While numbers of cruiser-racers were large, their specific locations were widespread, but there was simply no denying the numerical strength and majority power of the Cork-Dublin axis. To get what was then a very novel concept up and running, this strength of numbers had to be acknowledged, and the first National Championship in 2003 reflected this, as it was staged in Howth.

ICRA was run by a dedicated group of volunteers each of whom brought their special talents to the organisation. Jim Donegan, the elder statesman, was so much more interested in the wellbeing of the new organisation than in personal advancement that he insisted on Fintan Cairns being the first Commodore, while the distinguished Cork sailor was more than content to be Vice Commodore.

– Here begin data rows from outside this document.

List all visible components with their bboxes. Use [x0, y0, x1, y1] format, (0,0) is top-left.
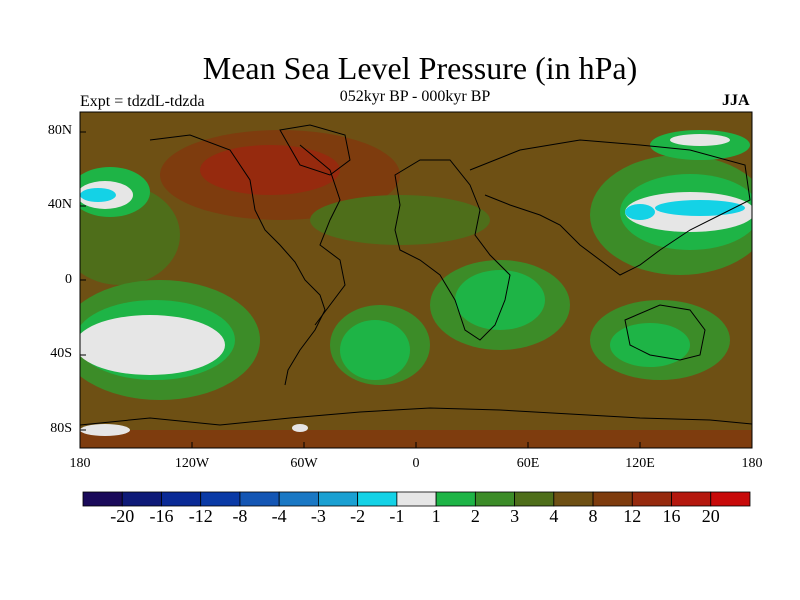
colorbar-label: 3 [510, 506, 520, 526]
lon-label-60e: 60E [516, 456, 540, 471]
colorbar-label: 16 [662, 506, 681, 526]
colorbar-swatch [357, 491, 398, 507]
americas-east-coast [299, 144, 346, 326]
africa-green-light [455, 270, 545, 330]
coastlines [80, 124, 752, 426]
colorbar-swatch [592, 491, 633, 507]
colorbar-label: 2 [470, 506, 480, 526]
south-pacific-gray [80, 315, 225, 375]
asia [469, 139, 751, 276]
arctic-gray [670, 134, 730, 146]
nw-cyan [80, 188, 116, 202]
pressure-field [80, 112, 752, 448]
lat-label-80s: 80S [50, 421, 72, 436]
antarctica-coast [80, 407, 752, 426]
colorbar-label: 1 [431, 506, 441, 526]
axis-ticks [79, 131, 753, 448]
africa-europe [394, 159, 511, 341]
colorbar-swatch [553, 491, 594, 507]
colorbar-label: 20 [701, 506, 720, 526]
season-label: JJA [722, 92, 750, 109]
lat-label-40n: 40N [47, 197, 72, 212]
colorbar-label: -16 [149, 506, 174, 526]
lat-label-80n: 80N [47, 123, 72, 138]
colorbar [82, 491, 751, 507]
antarctic-gray-2 [292, 424, 308, 432]
colorbar-swatch [239, 491, 280, 507]
colorbar-swatch [514, 491, 555, 507]
colorbar-swatch [631, 491, 672, 507]
lon-label-180w: 180 [69, 456, 91, 471]
americas-west-coast [149, 134, 326, 386]
experiment-label: Expt = tdzdL-tdzda [80, 93, 205, 110]
australia-green-light [610, 323, 690, 367]
antarctic-strip [80, 430, 752, 448]
colorbar-swatch [82, 491, 123, 507]
lon-label-120w: 120W [174, 456, 210, 471]
colorbar-label: -12 [188, 506, 213, 526]
antarctic-gray [80, 424, 130, 436]
colorbar-label: 8 [588, 506, 598, 526]
colorbar-swatch [671, 491, 712, 507]
lon-label-180e: 180 [741, 456, 763, 471]
colorbar-label: 12 [623, 506, 642, 526]
colorbar-label: -1 [389, 506, 405, 526]
colorbar-swatch [710, 491, 751, 507]
colorbar-swatch [200, 491, 241, 507]
greenland-high [200, 145, 340, 195]
lon-label-0: 0 [412, 456, 420, 471]
colorbar-label: 4 [549, 506, 559, 526]
eurasia-green-dark [310, 195, 490, 245]
colorbar-label: -3 [310, 506, 326, 526]
colorbar-label: -2 [350, 506, 366, 526]
colorbar-label: -20 [110, 506, 135, 526]
north-pacific-cyan [655, 200, 745, 216]
colorbar-swatch [474, 491, 515, 507]
subtitle: 052kyr BP - 000kyr BP [339, 88, 491, 105]
australia [624, 304, 706, 361]
lon-label-60w: 60W [290, 456, 318, 471]
japan-cyan [625, 204, 655, 220]
south-atlantic-green-light [340, 320, 410, 380]
colorbar-swatch [396, 491, 437, 507]
colorbar-label: -4 [271, 506, 287, 526]
page-title: Mean Sea Level Pressure (in hPa) [202, 50, 638, 86]
colorbar-swatch [121, 491, 162, 507]
greenland [279, 124, 351, 176]
lat-label-40s: 40S [50, 346, 72, 361]
colorbar-label: -8 [232, 506, 248, 526]
colorbar-swatch [161, 491, 202, 507]
colorbar-swatch [318, 491, 359, 507]
colorbar-swatch [278, 491, 319, 507]
lat-label-0: 0 [65, 272, 72, 287]
lon-label-120e: 120E [625, 456, 655, 471]
colorbar-swatch [435, 491, 476, 507]
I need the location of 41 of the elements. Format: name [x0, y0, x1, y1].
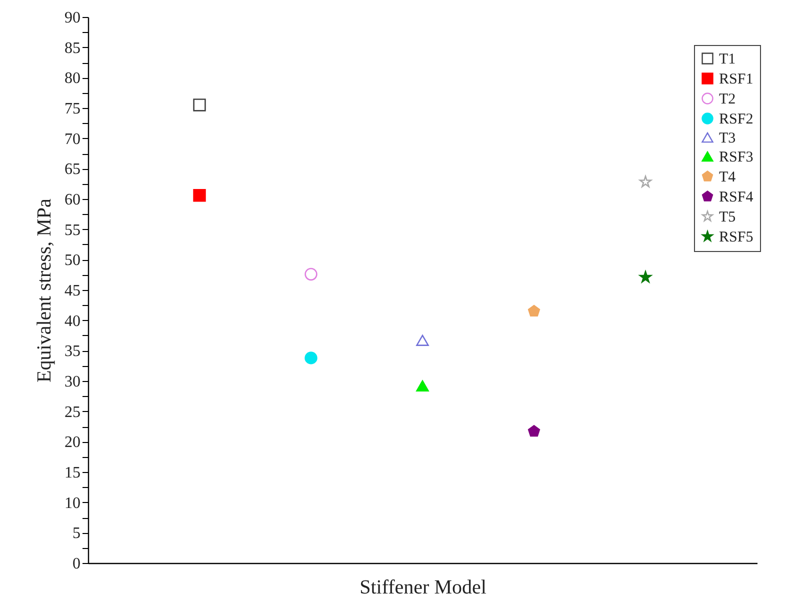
- y-tick-label: 85: [64, 40, 80, 57]
- point: [639, 176, 652, 188]
- y-tick-label: 20: [64, 434, 80, 452]
- y-tick-label: 60: [64, 192, 80, 208]
- y-tick-label: 25: [64, 404, 80, 421]
- y-tick-label: 90: [64, 10, 80, 26]
- x-axis-title: Stiffener Model: [360, 576, 487, 598]
- y-tick-label: 55: [64, 222, 80, 239]
- y-tick-label: 75: [64, 100, 80, 118]
- legend-label: T5: [719, 210, 736, 226]
- point: [304, 352, 318, 364]
- y-axis-title: Equivalent stress, MPa: [34, 198, 56, 382]
- point: [416, 334, 429, 346]
- legend-label: RSF1: [719, 72, 754, 88]
- point: [639, 270, 652, 283]
- y-tick-label: 40: [64, 312, 80, 330]
- y-tick-label: 15: [64, 464, 80, 482]
- legend-label: RSF3: [719, 150, 754, 166]
- y-tick-label: 0: [72, 556, 80, 572]
- point: [528, 425, 540, 437]
- point: [416, 380, 429, 392]
- legend-label: RSF5: [719, 230, 754, 246]
- point: [528, 304, 540, 316]
- legend-label: T4: [719, 170, 736, 186]
- y-tick-label: 70: [64, 130, 80, 148]
- y-tick-label: 10: [64, 494, 80, 512]
- point: [304, 268, 318, 281]
- legend-label: T2: [719, 92, 736, 108]
- legend-label: RSF4: [719, 190, 754, 206]
- y-tick-label: 80: [64, 70, 80, 88]
- y-tick-label: 35: [64, 343, 80, 360]
- legend-label: RSF2: [719, 112, 754, 128]
- legend-label: T3: [719, 130, 736, 146]
- y-tick-label: 30: [64, 374, 80, 390]
- legend-label: T1: [719, 52, 736, 68]
- point: [193, 189, 206, 202]
- y-tick-label: 45: [64, 282, 80, 300]
- point: [193, 98, 206, 112]
- y-tick-label: 5: [72, 525, 80, 542]
- y-tick-label: 65: [64, 161, 80, 178]
- y-tick-label: 50: [64, 252, 80, 270]
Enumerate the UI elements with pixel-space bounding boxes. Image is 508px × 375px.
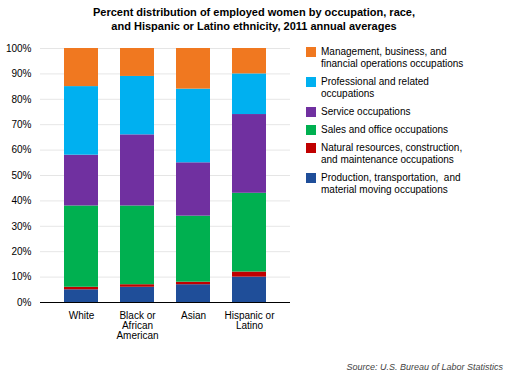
svg-text:20%: 20%: [11, 245, 31, 256]
svg-text:30%: 30%: [11, 220, 31, 231]
svg-text:70%: 70%: [11, 118, 31, 129]
svg-text:90%: 90%: [11, 68, 31, 79]
svg-text:50%: 50%: [11, 169, 31, 180]
svg-text:40%: 40%: [11, 195, 31, 206]
svg-text:Hispanic orLatino: Hispanic orLatino: [224, 309, 275, 330]
html-text:Source: U.S. Bureau of Labor S: Source: U.S. Bureau of Labor Statistics: [346, 362, 503, 372]
html-text:Production, transportation, an: Production, transportation, and material…: [321, 171, 461, 195]
svg-text:Asian: Asian: [181, 309, 206, 320]
html-text:Service occupations: Service occupations: [321, 105, 411, 117]
html-text:Management, business, and fina: Management, business, and financial oper…: [321, 45, 464, 69]
svg-text:White: White: [69, 309, 95, 320]
html-text:Sales and office occupations: Sales and office occupations: [321, 123, 449, 135]
svg-text:60%: 60%: [11, 144, 31, 155]
svg-text:100%: 100%: [6, 42, 32, 53]
html-text:Natural resources, constructio: Natural resources, construction, and mai…: [321, 141, 463, 165]
svg-text:0%: 0%: [17, 296, 32, 307]
svg-text:Black orAfricanAmerican: Black orAfricanAmerican: [116, 309, 158, 340]
html-text:Percent distribution of employ: Percent distribution of employed women b…: [92, 6, 416, 32]
svg-text:80%: 80%: [11, 93, 31, 104]
html-text:Professional and related occup: Professional and related occupations: [321, 75, 429, 99]
svg-text:10%: 10%: [11, 271, 31, 282]
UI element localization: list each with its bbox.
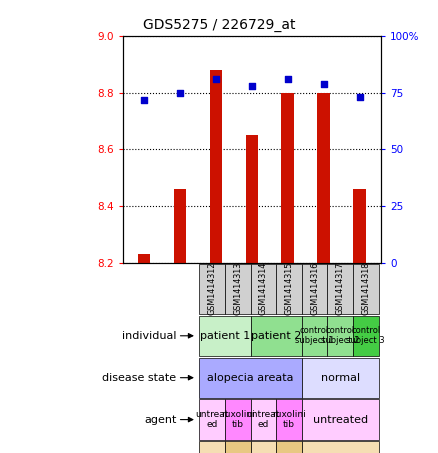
Text: GSM1414314: GSM1414314 xyxy=(259,262,268,315)
Text: GSM1414315: GSM1414315 xyxy=(284,262,293,315)
Text: GDS5275 / 226729_at: GDS5275 / 226729_at xyxy=(143,18,295,32)
Bar xyxy=(302,357,378,398)
Text: normal: normal xyxy=(321,373,360,383)
Text: untreated: untreated xyxy=(313,414,367,424)
Point xyxy=(356,94,363,101)
Point xyxy=(320,80,327,87)
Bar xyxy=(174,189,186,263)
Point xyxy=(177,89,184,96)
Bar xyxy=(199,400,225,440)
Text: GSM1414318: GSM1414318 xyxy=(361,262,370,315)
Text: alopecia areata: alopecia areata xyxy=(207,373,294,383)
Bar xyxy=(353,264,378,314)
Text: GSM1414316: GSM1414316 xyxy=(310,262,319,315)
Bar xyxy=(327,264,353,314)
Bar xyxy=(199,264,225,314)
Text: GSM1414317: GSM1414317 xyxy=(336,262,345,315)
Bar xyxy=(276,264,302,314)
Bar xyxy=(276,400,302,440)
Point xyxy=(248,82,255,90)
Text: GSM1414312: GSM1414312 xyxy=(208,262,217,315)
Bar xyxy=(138,254,151,263)
Bar xyxy=(302,400,378,440)
Point xyxy=(212,76,219,83)
Text: untreat
ed: untreat ed xyxy=(195,410,229,429)
Point xyxy=(284,76,291,83)
Text: ruxolini
tib: ruxolini tib xyxy=(221,410,254,429)
Text: control
subject 1: control subject 1 xyxy=(295,326,334,346)
Bar xyxy=(246,135,258,263)
Bar xyxy=(302,441,378,453)
Text: disease state: disease state xyxy=(102,373,177,383)
Text: control
subject 3: control subject 3 xyxy=(346,326,385,346)
Bar xyxy=(225,400,251,440)
Text: patient 2: patient 2 xyxy=(251,331,301,341)
Text: agent: agent xyxy=(144,414,177,424)
Bar xyxy=(353,316,378,356)
Bar xyxy=(353,189,366,263)
Bar xyxy=(282,93,294,263)
Bar xyxy=(210,70,222,263)
Bar xyxy=(225,441,251,453)
Bar xyxy=(318,93,330,263)
Bar xyxy=(199,316,251,356)
Bar xyxy=(276,441,302,453)
Text: GSM1414313: GSM1414313 xyxy=(233,262,242,315)
Text: ruxolini
tib: ruxolini tib xyxy=(272,410,306,429)
Bar xyxy=(251,316,302,356)
Text: patient 1: patient 1 xyxy=(200,331,250,341)
Bar xyxy=(327,316,353,356)
Bar xyxy=(199,357,302,398)
Bar xyxy=(225,264,251,314)
Point xyxy=(141,96,148,103)
Text: control
subject 2: control subject 2 xyxy=(321,326,359,346)
Bar xyxy=(199,441,225,453)
Text: untreat
ed: untreat ed xyxy=(247,410,280,429)
Text: individual: individual xyxy=(122,331,177,341)
Bar xyxy=(302,316,327,356)
Bar xyxy=(251,400,276,440)
Bar xyxy=(251,441,276,453)
Bar xyxy=(251,264,276,314)
Bar xyxy=(302,264,327,314)
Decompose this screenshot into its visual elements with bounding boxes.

ICRA National Championships

Initially, the highlight of the ICRA season was the National Championship, which is essentially self-limiting, as it is restricted to boats which have or would be eligible for an IRC Rating. Boats not actually rated but eligible were catered for by ICRA’s ace number-cruncher Denis Kiely, who took Ireland’s long-established native rating system ECHO to new heights, thereby providing for extra entries which brought fleet numbers at most annual national championships to comfortably above the hundred mark, particularly at the height of the boom years.